Lyla and Fred used to secretly creep over into each other’s beds at night since age 11, and moving to a school with girl and boy dorms was slightly challenging. Luckily, they had so much peer support (and pressure) that they soon forgot about sharing a bed. They looked out for each other and often covered for each other. I do believe-not because they are twins but because they are siblings-they were given a chance to grow separately as individuals yet simultaneously strengthen their twin bond.
Why did the relationship between Mary and Tom take such a huge knock when they were growing up in the same household, and why were Lyla and Fred able to become friends towards the end of high school when they all grew up under one roof (except for boarding school)? Was this an influencing factor?
As with any siblings, gender and age differences do influence the development of a relationship. With twins, we often forget that each child is still their own person, and we convince ourselves that parenting methods are suddenly different because a son and daughter were born on the same day.

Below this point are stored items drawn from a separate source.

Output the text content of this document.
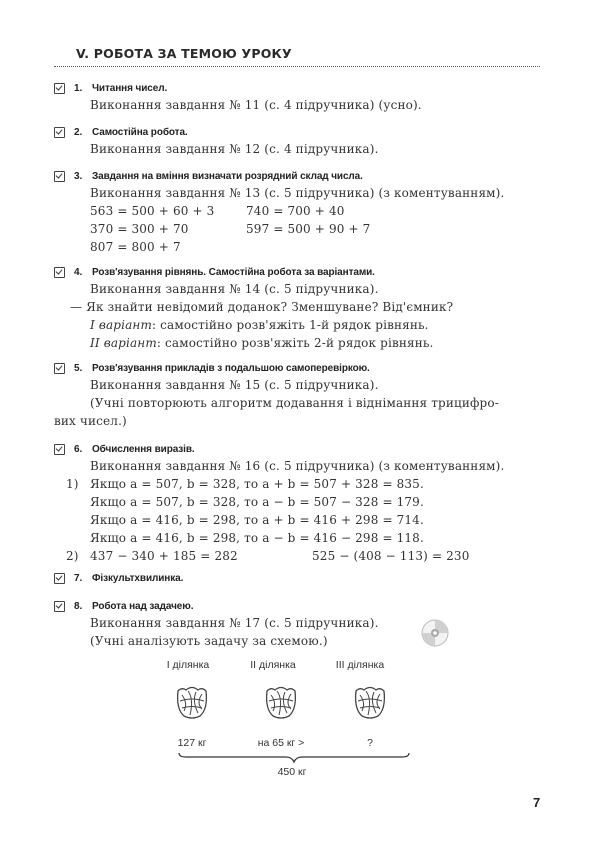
V. РОБОТА ЗА ТЕМОЮ УРОКУ
1. Читання чисел.
Виконання завдання № 11 (с. 4 підручника) (усно).
2. Самостійна робота.
Виконання завдання № 12 (с. 4 підручника).
3. Завдання на вміння визначати розрядний склад числа.
Виконання завдання № 13 (с. 5 підручника) (з коментуванням).
563 = 500 + 60 + 3	740 = 700 + 40
370 = 300 + 70	597 = 500 + 90 + 7
807 = 800 + 7
4. Розв'язування рівнянь. Самостійна робота за варіантами.
Виконання завдання № 14 (с. 5 підручника).
— Як знайти невідомий доданок? Зменшуване? Від'ємник?
І варіант: самостійно розв'яжіть 1-й рядок рівнянь.
ІІ варіант: самостійно розв'яжіть 2-й рядок рівнянь.
5. Розв'язування прикладів з подальшою самоперевіркою.
Виконання завдання № 15 (с. 5 підручника).
(Учні повторюють алгоритм додавання і віднімання трицифро-
вих чисел.)
6. Обчислення виразів.
Виконання завдання № 16 (с. 5 підручника) (з коментуванням).
1) Якщо a = 507, b = 328, то a + b = 507 + 328 = 835.
Якщо a = 507, b = 328, то a − b = 507 − 328 = 179.
Якщо a = 416, b = 298, то a + b = 416 + 298 = 714.
Якщо a = 416, b = 298, то a − b = 416 − 298 = 118.
2) 437 − 340 + 185 = 282	525 − (408 − 113) = 230
7. Фізкультхвилинка.
8. Робота над задачею.
Виконання завдання № 17 (с. 5 підручника).
(Учні аналізують задачу за схемою.)
І ділянка	ІІ ділянка	ІІІ ділянка
127 кг	на 65 кг >	?
450 кг
7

Studies show us how difficult or challenging the early years can be but fail to note that the teenage years are equally important. Teens and tweens, whether twins or not, will naturally drift apart from each other (as is evident from my observations). Despite the fact that each child is still an individual, parents or guardians should perhaps remember that just because they are the same age chronologically speaking, they can differ in mental age and maturity.
They should in no way be compared to each other as we already know that male and female teenagers grow and develop at different rates.
How it turned out in the end
With a global adolescent population of more than 1.2 billion, it should be clear that we’re determining the future by nurturing and raising these teens. Transitioning from childhood to adolescence takes many shapes and forms.
I can confirm that these 4 healthy children all reached the intended milestones, both those set by their parents and by Mother Nature. Although things don’t always go as planned, they had all grown up to be successful students by the time of my departure.
*The names have been changed to protect the children’s identity.